Fish have evolved to live in poisonous waters laden with sulphuric acid and at depths far beyond where any light could reach. But even with a high capacity for adaptation, there is still one thing any fish will always need: water … right? Not the lungfish. With a swim bladder (sometimes a pair of swim bladders) that has been adapted into a lung, the lungfish has evolved to take in oxygen straight from the air. The lungfish’s lungs allow it to live completely out of water for months, and even years, at a time.
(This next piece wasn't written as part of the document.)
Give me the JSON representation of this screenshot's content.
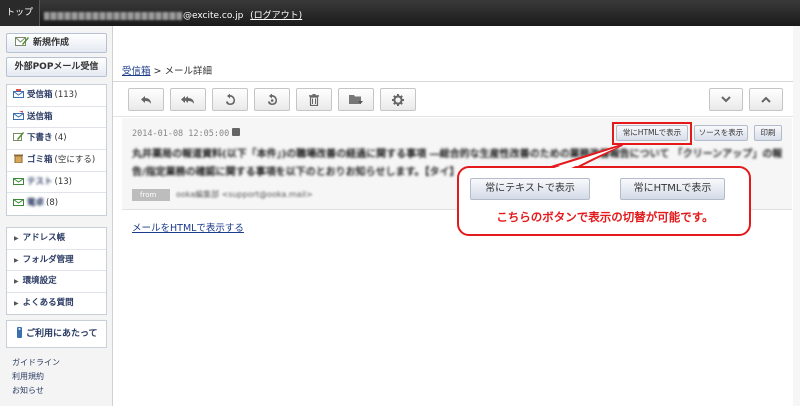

When waters are high, the lungfish behaves like any other fish, happily munching away on small fish and crustaceans on the bottoms of ponds and streams. However, when the dry season hits and most other fish succumb to a slow death by sun-frying, the lung fish burrows itself deep into the mud, digging out a path by taking mud into its mouth and forcing it out its gills (which it still has in addition to it’s lung(s)). Once it has reached a comfortable depth, the lungfish settles in to its spot and starts emitting a slime that will cover its entire body save its mouth – it wouldn’t deny itself the sweet fresh air of an underground mud cave. Since there aren’t many prey species inside the lungfish’s burrow with it, it is forced to slowly digest muscle in its own tail – proving the old adage, you eat what you are.
Below is video of the lung fish’s dramatic emergence from the earth. Not sure if Tolkien knew about the lung fish, but we can’t help but see a similarity between this reawakening and the birth of an Uruk-hai. Unfortunately for this specimen, it doesn’t get much time to stretch its fins before getting smoked by another Miracle of Weird candidate – the shoebill stork.
The lungfish’s ability to stay alive in even the driest of mud is best exemplified by stories people cutting mud bricks out of the dry earth which, unbeknownst to them, hold living lungfish inside of them. These bricks can sit in somebody’s living room wall for up to 4 years until just the right rain storm triggers the lungfish to break free and head for water. We suspect it would be especially horrifying if this were to happen right when you’re watching the “snake surprise” scene of Temple of Doom.